Playing around with Trackback

I’ve been playing around with Trackbacks this evening, trying to get them set up here in my blog. Trackbacks are an alternative way of commenting on blog entries. Instead of posting an actual comment on the entry, you write an entry on your own blog. Then you tell your blog software to send a “trackback ping” to my server. My server then automatically adds a reference to your entry on my pages. Nifty, eh?

Well, I’ve got it mostly working. Movable Type normally considers comments and trackbacks to be completely different things, but Adam Kalsey has written a new plugin called “SimpleComments“, which allows you to merge them into a single display.

There is only one slight problem. When someone posts a comment on a blog entry, Movable Type automatically rebuilds that entry. If you’re displaying comments in-line with the entry, this ensures that the comments actually show up immediately. But trackbacks don’t trigger a rebuild. (This is intentional behaviour, not a bug in MT. It does make sense: if your rebuild process takes a long time, then a person trying to send you a trackback ping may get a time-out before the rebuild is complete.)

If you’re using the standard MT popup dialog for showing comments and trackbacks, the rebuild issue is not a problem, because the popup dialog dynamically extracts comments and trackbacks from the MT database when it shows up. But I don’t like popups. I much prefer to see comments and trackbacks on the same single page as the original entry.

I’m reluctant to change all of my archive pages from static .html to dynamic script pages (e.g. PHP).
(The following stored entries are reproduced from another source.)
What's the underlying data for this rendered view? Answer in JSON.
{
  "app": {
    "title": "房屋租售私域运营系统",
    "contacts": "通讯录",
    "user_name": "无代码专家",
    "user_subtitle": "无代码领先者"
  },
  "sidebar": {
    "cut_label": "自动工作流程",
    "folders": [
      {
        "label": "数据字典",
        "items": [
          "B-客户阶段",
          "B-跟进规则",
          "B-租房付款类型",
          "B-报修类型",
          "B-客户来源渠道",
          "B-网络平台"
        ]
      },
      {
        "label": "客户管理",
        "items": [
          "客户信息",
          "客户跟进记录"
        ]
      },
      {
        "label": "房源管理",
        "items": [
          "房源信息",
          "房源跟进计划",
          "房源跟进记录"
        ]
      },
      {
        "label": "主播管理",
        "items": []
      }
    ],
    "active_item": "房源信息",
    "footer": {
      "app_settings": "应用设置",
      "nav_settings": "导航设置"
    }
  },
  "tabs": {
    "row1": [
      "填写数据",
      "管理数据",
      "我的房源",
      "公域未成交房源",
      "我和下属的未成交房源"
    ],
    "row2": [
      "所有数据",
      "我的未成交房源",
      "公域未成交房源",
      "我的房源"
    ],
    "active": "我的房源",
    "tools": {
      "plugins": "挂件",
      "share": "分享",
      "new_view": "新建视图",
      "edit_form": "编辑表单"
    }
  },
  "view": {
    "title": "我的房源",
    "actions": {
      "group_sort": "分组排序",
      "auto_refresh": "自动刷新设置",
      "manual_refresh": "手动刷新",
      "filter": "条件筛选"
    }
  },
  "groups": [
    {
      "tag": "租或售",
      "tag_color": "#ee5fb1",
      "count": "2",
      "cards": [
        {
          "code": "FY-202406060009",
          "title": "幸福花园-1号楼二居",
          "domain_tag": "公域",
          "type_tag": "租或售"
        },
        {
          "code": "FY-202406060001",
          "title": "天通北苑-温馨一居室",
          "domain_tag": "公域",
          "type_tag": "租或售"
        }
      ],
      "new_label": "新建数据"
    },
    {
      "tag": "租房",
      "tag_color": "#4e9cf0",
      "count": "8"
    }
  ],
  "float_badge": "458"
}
I use slashforward URLs for all my permalinks internally, but unfortunately Movable Type doesn’t realize that, and whenever I’ve been leaving trackbacks behind on other people’s sites, the trackback URLs point to the actual page.

Other alternatives include installing a script that will automatically rebuild my MT archive pages every so often, or doing a manual rebuild whenever I get a notification email that someone has sent me a trackback ping.

I’m going to have to think about this one for a while. I suspect I’ll end up going to an automatic rebuild solution, but I’d like to find one that only rebuilds selected entries (i.e. only the ones with new trackbacks since the last rebuild) rather than the whole archive. We’ll see how it goes.

3 Replies to “Playing around with Trackback”

  1. Yes… tricky question. I suppose you figured out how to include new trackback pings in your blog using PHP… On my site I do this:

    php include(“http://domain.com/cgi-bin/mt/mt-tb.cgi?__mode=view&entry_id=<$MTEntryID$>“);

    (and yes, you have to use the full URL, a relative one won’t work 🙂

    But I understand that your archive pages are ending in HTML and you don’t want to mess up the trackback pings to those pages that you have send out yourself, right?

    So, two possible solutions:

    a) Convert to PHP and overwrite the HTML pages so that they auto-redirect to the correct PHP page.

    b) drop a .htaccess file somewhere in your /archive dir and tell PHP to _also_ parse pages with the .html suffix.

    Hope either makes sense in your particular situation 🙂

  2. I’d considered using setting up redirects for all old archive files, but I hadn’t thought of the using an AddHandler directive to pump .html pages through the PHP engine.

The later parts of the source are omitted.